Neste ano comemoramos o centenário do nascimento do sociólogo Florestan Fernandes, personagem importantíssimo das ciências sociais brasileiras. É natural, portanto, que diversas homenagens apareçam na forma de publicações e seminários organizados em diversas universidades do país, mesmo no restritivo ambiente gerado pela pandemia. Os materiais que oferecemos ao público se somam a esse justo tributo à memória e à produção intelectual de Florestan. Além deste texto de apresentação do projeto, produzimos um vídeo introdutório contendo três eixos principais da obra do sociólogo: a relação entre classe, raça e democracia; o debate acerca do desenvolvimento desigual da sociedade brasileira e os aspectos referentes à revolução burguesa no Brasil. Publicamos também uma entrevista com a professora Elide Rugai Bastos, da Unicamp. Nela são abordados elementos biográficos de Florestan Fernandes, além de temas referentes à questão racial. O objetivo é apresentar a atualidade da discussão sobre a situação do negro no Brasil a partir da perspectiva do sociólogo.
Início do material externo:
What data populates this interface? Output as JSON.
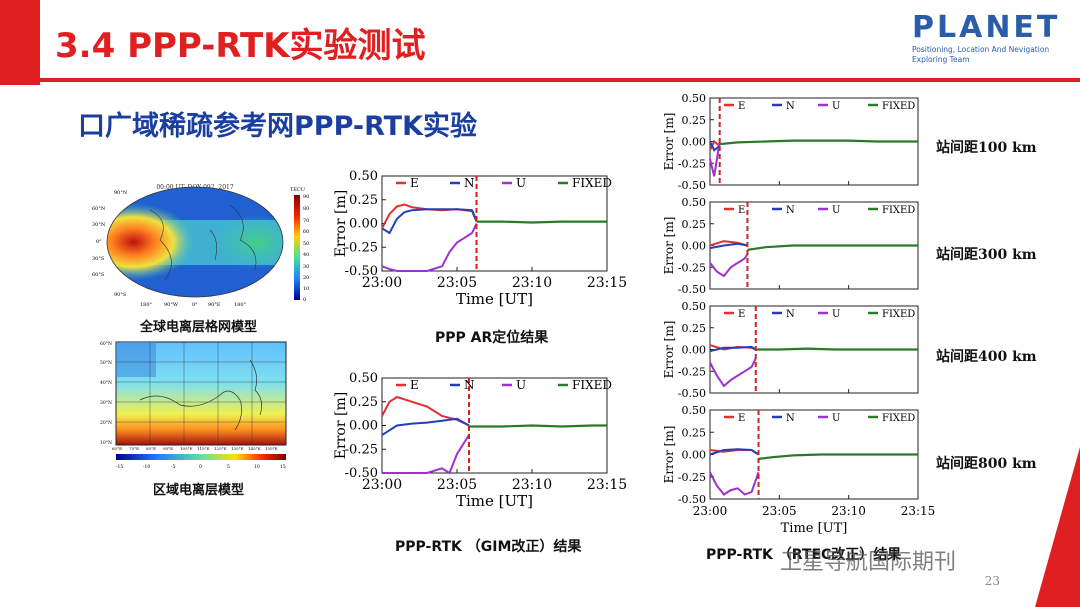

Um objetivo comum que orientou todo esse projeto foi o esforço de trazer o pensamento de Florestan, considerado clássico, para bem próximo da nossa realidade atual. Acreditamos que não há forma mais adequada de homenagearmos o legado de um intelectual que sempre guiou sua imaginação pelo esforço de compreender e transformar a sociedade brasileira. Assim, quando revisitamos temas e conceitos recorrentes em seus textos, não pretendemos apenas contribuir para sua compreensão, tarefa por si só rica e trabalhosa. Desejamos, também, refletir sobre a atualidade de questões e respostas formuladas por Florestan. Assim podemos notar, não sem tristeza, que alguns dos obstáculos a uma mudança social progressista, identificados há décadas pelo sociólogo, ainda marcam presença na sociedade brasileira.
Não temos dúvidas de que Florestan gostaria de ver suas teses sobre o racismo estrutural ou sobre as tendências autocráticas da burguesia brasileira, entre tantas outras, tornarem-se obsoletas como resultado de um processo de profunda mudança social. Como sociólogo ele deu uma importante contribuição intelectual nesse sentido ao fornecer novas perspectivas à interpretação de nossa sociedade. Ele extrapolou, por exemplo, o desejo de compreender o processo de formação nacional, comum a abordagens de outros autores, como Gilberto Freyre ou Sérgio Buarque de Holanda. Em trecho da entrevista que publicamos, Elide Bastos lembra uma sugestão de Gabriel Cohn a esse respeito que nos parece bem precisa: para ele, Florestan estava mais preocupado com o processo de “deformação” da sociedade. Ou seja: para o sociólogo, a história do Brasil não poderia ser lida como uma trajetória linear e coerente. Ao contrário: ao refletir sobre os acidentes e impasses encontrados nesse percurso, Florestan encontrou chaves para compreender as razões de nossas especificidades e dificuldades presentes.
Outro aspecto da obra de Florestan também é iluminado por Gabriel Cohn: para este, o sociólogo incorporou aos seus estudos, muito bem fundados nos clássicos da disciplina, uma original “perspectiva plebeia”, através da qual buscava enxergar a realidade a partir da posição de atores dominados ou periféricos. Ao proceder dessa forma ele não só revelou faces ocultas de fenômenos já muito discutidos por nossas ciências sociais, como o racismo ou o desenvolvimento, como lançou as bases para uma teoria social original, cética diante de pretensos universalismos. Essa rica produção intelectual se desdobrou numa marcada atuação política, desde seu diálogo com o movimento negro ou seu engajamento nas lutas em defesa da escola pública, até sua atuação como deputado na Assembleia Constituinte de 1987-88.
Sabemos que a comemoração do centenário do nascimento de Florestan Fernandes é uma ótima oportunidade para revisitarmos sua obra e trajetória militante. Acreditamos, porém, que esse exercício deve ser contínuo, em benefício tanto das ciências sociais quanto das lutas pela mudança social no Brasil. Desejamos, portanto, que a entrevista e o vídeo que produzimos contribuam nesse sentido. Sintam-se à vontade para utilizá-los em debates ou como materiais de apoio didático. Esta é, sem dúvida, uma ótima maneira de prestar homenagem à memória de Florestan.
Flávio Mendes e Vera Ceccarello
Vídeo: Florestan Fernandes – Alguns temas fundamentais
Entrevista especial com Elide Rugai Bastos
Errata: Ao contrário do que foi informado na apresentação da entrevista, Elide Rugai Bastos não atua mais como editora da Revista Lua Nova.